Pozostałe utwory niestety nie prezentują się wcale lepiej. „The Man You Always Wanted Me To Be” to bardzo przeciętna poprockowa piosenka, zaśpiewana przez Chrisa zresztą. Którą z Yes łączy tylko nazwa zespołu. Dokładnie to samo można by napisać o „Life On A Film Set”: jeszcze słabsza niż poprzedniczka, koszmarnie nudna pioseneczka, pozbawiona chwytliwej melodii, pozbawiona ciekawych partii instrumentalnych, pozbawiona jakiegokolwiek wyrazu, która jednym uchem wlatuje, by zaraz potem drugim wylecieć. Potem następują dwa utwory autorstwa Steve’a Howe’a: „Hour Of Need” to całkiem znośna, niestety niczym specjalnym się nie wyróżniająca ballada, zbudowana głównie na partii gitary akustycznej, o mocno banalnej niestety melodii, zaś „Solitaire” to przyjemna, acz niezbyt oryginalna, dość tuzinkowa miniaturka na gitarę klasyczną, których Howe już się w swojej karierze natworzył sporo. I w sumie chyba najbardziej yesowski utwór na płycie. Co jest samo w sobie bardzo wymowne. „Into The Storm”, jedyny na płycie utwór sygnowany przez wszystkich muzyków, znów próbuje imitować klasyczny styl Yes: zmiany tempa, kilkugłosowe partie wokalne, charakterystyczne brzmienie gitary w solówce… no właśnie. Tylko że bardzo brzmi to jak imitacja Yes. I znów kojarzy się ze starym utworem. Tym razem „On The Silent Wings Of Freedom”.

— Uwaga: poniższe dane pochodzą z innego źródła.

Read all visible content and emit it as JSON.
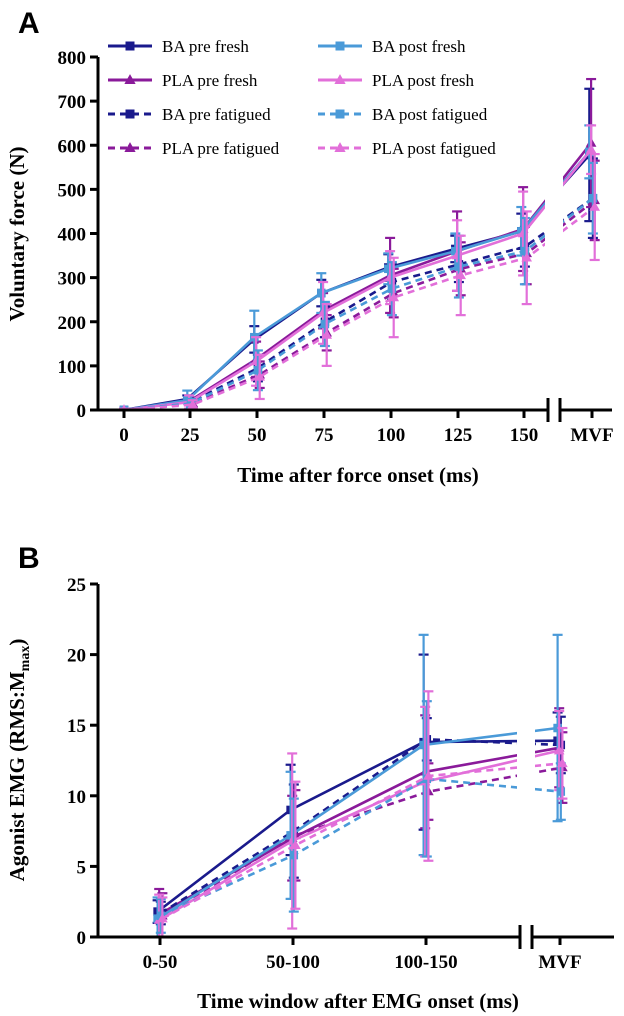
{
  "chart_data": [
    {
      "type": "line",
      "panel_label": "A",
      "xlabel": "Time after force onset (ms)",
      "ylabel": "Voluntary force (N)",
      "ylim": [
        0,
        800
      ],
      "yticks": [
        0,
        100,
        200,
        300,
        400,
        500,
        600,
        700,
        800
      ],
      "categories": [
        "0",
        "25",
        "50",
        "75",
        "100",
        "125",
        "150",
        "MVF"
      ],
      "axis_break": "between 150 and MVF",
      "grid": false,
      "legend_position": "top-left",
      "series": [
        {
          "name": "BA pre fresh",
          "color": "#1a1a8c",
          "dash": "solid",
          "marker": "square",
          "values": [
            0,
            25,
            160,
            265,
            323,
            365,
            405,
            578
          ],
          "errors": [
            3,
            8,
            30,
            30,
            30,
            30,
            40,
            150
          ]
        },
        {
          "name": "PLA pre fresh",
          "color": "#8a1a9a",
          "dash": "solid",
          "marker": "triangle",
          "values": [
            0,
            20,
            115,
            225,
            305,
            360,
            410,
            605
          ],
          "errors": [
            3,
            8,
            40,
            40,
            85,
            90,
            95,
            145
          ]
        },
        {
          "name": "BA pre fatigued",
          "color": "#1a1a8c",
          "dash": "dashed",
          "marker": "square",
          "values": [
            0,
            18,
            95,
            200,
            290,
            330,
            370,
            480
          ],
          "errors": [
            3,
            8,
            30,
            35,
            40,
            40,
            45,
            90
          ]
        },
        {
          "name": "PLA pre fatigued",
          "color": "#8a1a9a",
          "dash": "dashed",
          "marker": "triangle",
          "values": [
            0,
            15,
            80,
            175,
            265,
            320,
            355,
            475
          ],
          "errors": [
            3,
            8,
            30,
            40,
            55,
            60,
            70,
            90
          ]
        },
        {
          "name": "BA post fresh",
          "color": "#4a9ad8",
          "dash": "solid",
          "marker": "square",
          "values": [
            0,
            22,
            165,
            265,
            320,
            360,
            405,
            585
          ],
          "errors": [
            3,
            22,
            60,
            45,
            35,
            40,
            55,
            60
          ]
        },
        {
          "name": "PLA post fresh",
          "color": "#e26fd9",
          "dash": "solid",
          "marker": "triangle",
          "values": [
            0,
            18,
            110,
            220,
            300,
            350,
            400,
            590
          ],
          "errors": [
            3,
            15,
            55,
            70,
            60,
            80,
            95,
            55
          ]
        },
        {
          "name": "BA post fatigued",
          "color": "#4a9ad8",
          "dash": "dashed",
          "marker": "square",
          "values": [
            0,
            15,
            90,
            195,
            275,
            325,
            360,
            480
          ],
          "errors": [
            3,
            10,
            45,
            50,
            60,
            70,
            75,
            80
          ]
        },
        {
          "name": "PLA post fatigued",
          "color": "#e26fd9",
          "dash": "dashed",
          "marker": "triangle",
          "values": [
            0,
            12,
            75,
            170,
            255,
            305,
            345,
            460
          ],
          "errors": [
            3,
            10,
            50,
            70,
            90,
            90,
            105,
            120
          ]
        }
      ]
    },
    {
      "type": "line",
      "panel_label": "B",
      "xlabel": "Time window after EMG onset (ms)",
      "ylabel_main": "Agonist EMG (RMS:M",
      "ylabel_sub": "max",
      "ylabel_close": ")",
      "ylim": [
        0,
        25
      ],
      "yticks": [
        0,
        5,
        10,
        15,
        20,
        25
      ],
      "categories": [
        "0-50",
        "50-100",
        "100-150",
        "MVF"
      ],
      "axis_break": "between 100-150 and MVF",
      "grid": false,
      "series": [
        {
          "name": "BA pre fresh",
          "color": "#1a1a8c",
          "dash": "solid",
          "marker": "square",
          "values": [
            1.8,
            9.0,
            13.8,
            13.9
          ],
          "errors": [
            0.8,
            3.2,
            6.2,
            2.0
          ]
        },
        {
          "name": "PLA pre fresh",
          "color": "#8a1a9a",
          "dash": "solid",
          "marker": "triangle",
          "values": [
            1.6,
            7.0,
            11.7,
            13.4
          ],
          "errors": [
            1.8,
            3.0,
            4.0,
            2.8
          ]
        },
        {
          "name": "BA pre fatigued",
          "color": "#1a1a8c",
          "dash": "dashed",
          "marker": "square",
          "values": [
            1.7,
            7.5,
            14.0,
            13.6
          ],
          "errors": [
            0.8,
            3.3,
            1.5,
            2.0
          ]
        },
        {
          "name": "PLA pre fatigued",
          "color": "#8a1a9a",
          "dash": "dashed",
          "marker": "triangle",
          "values": [
            1.5,
            7.2,
            10.3,
            12.0
          ],
          "errors": [
            1.6,
            3.2,
            2.0,
            2.5
          ]
        },
        {
          "name": "BA post fresh",
          "color": "#4a9ad8",
          "dash": "solid",
          "marker": "square",
          "values": [
            1.3,
            7.2,
            13.6,
            14.8
          ],
          "errors": [
            1.5,
            4.5,
            7.8,
            6.6
          ]
        },
        {
          "name": "PLA post fresh",
          "color": "#e26fd9",
          "dash": "solid",
          "marker": "triangle",
          "values": [
            1.2,
            6.8,
            11.0,
            13.2
          ],
          "errors": [
            1.8,
            6.2,
            5.3,
            2.8
          ]
        },
        {
          "name": "BA post fatigued",
          "color": "#4a9ad8",
          "dash": "dashed",
          "marker": "square",
          "values": [
            1.5,
            5.8,
            11.2,
            10.3
          ],
          "errors": [
            1.2,
            4.0,
            5.5,
            2.0
          ]
        },
        {
          "name": "PLA post fatigued",
          "color": "#e26fd9",
          "dash": "dashed",
          "marker": "triangle",
          "values": [
            1.3,
            6.5,
            11.4,
            12.3
          ],
          "errors": [
            1.5,
            4.5,
            6.0,
            2.5
          ]
        }
      ]
    }
  ]
}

I tak wygląda praktycznie cała – jak ktoś złośliwie to określił – „Fry Your Ears.” Yes brzmiący jak własna, trzeciorzędna imitacja, jak zespół początkujących muzyków próbujących naśladować brzmienie Yes i kopiować ich pomysły, pozbawiony ładnych, zapadających w pamięć melodii, pozbawiony energii, pozbawiony werwy, pozbawiony udanych kompozycji, oblany mdłym klawiszowym sosem pozbawionym wyrazu i jakichkolwiek indywidualnych cech (a przecież Geoff Downes potrafi grać ładne, stylowe podkłady i solówki), z wyjątkowo kiepskim „wokalistą”, z partiami Steve’a Howe’a jakby dolepionymi do pozostałych w ostatniej chwili (wypadają trochę jak napieprzanka Żebrowskiego ze smokiem w "Wiedźminie": jedno sobie, drugie sobie). No cóż, ideał sięgnął bruku: nawet na „Open Your Eyes” (nosz kryfa, nigdy się nie spodziewałem, że napiszę o tej płycie w pozytywnym tonie) ten zespół nie upadł aż tak nisko. Tam przynajmniej od początku chodziło o ładne, melodyjne piosenki. Tamtej płyty przynajmniej można było posłuchać bez obaw o zdrowie (psychiczne i fizyczne). A porównania do „Dramy” (niejako uzasadnione obecnością w składzie Downesa i Hornem za konsoletą) wypadają na niekorzyść nowej płyty w stopniu wręcz przerażającym. „Drama” była płytą udaną, spójną, pozbawioną może wybitnych kompozycji, ale była tam jakaś konkretna koncepcja artystyczna, jakiś pomysł na siebie. „Fly From Here” to już tylko cyniczny skok na kasę, płyta mdła, bezbarwna, zupełnie nijaka, której przesłuchanie wymaga od słuchacza olbrzymiego samozaparcia (albo grożącej zniszczeniem wątroby ilości alkoholu i/lub psychotropów). I nie piszę tak dlatego, że jestem zaprzysięgłym, zaślepionym fanem Jona Andersona (bo nie jestem i nie byłem, aczkolwiek mam do niego ogromny szacunek i lubię jego solowe płyty). Piszę to jako wierny fan Yes. Bardzo ciężko rozczarowany tym, co otrzymał na „Fly From Here”.

Zresztą, o czym mówimy. Nie ma już zespołu Yes. Teraz jest tylko Ye$. Cyniczna machina do wyciskania kasy od wiernych i zaślepionych fanów.

Szkoda kasy na to coś, szkoda miejsca na półce. Szkoda nawet łącza i megabajtów na dysku.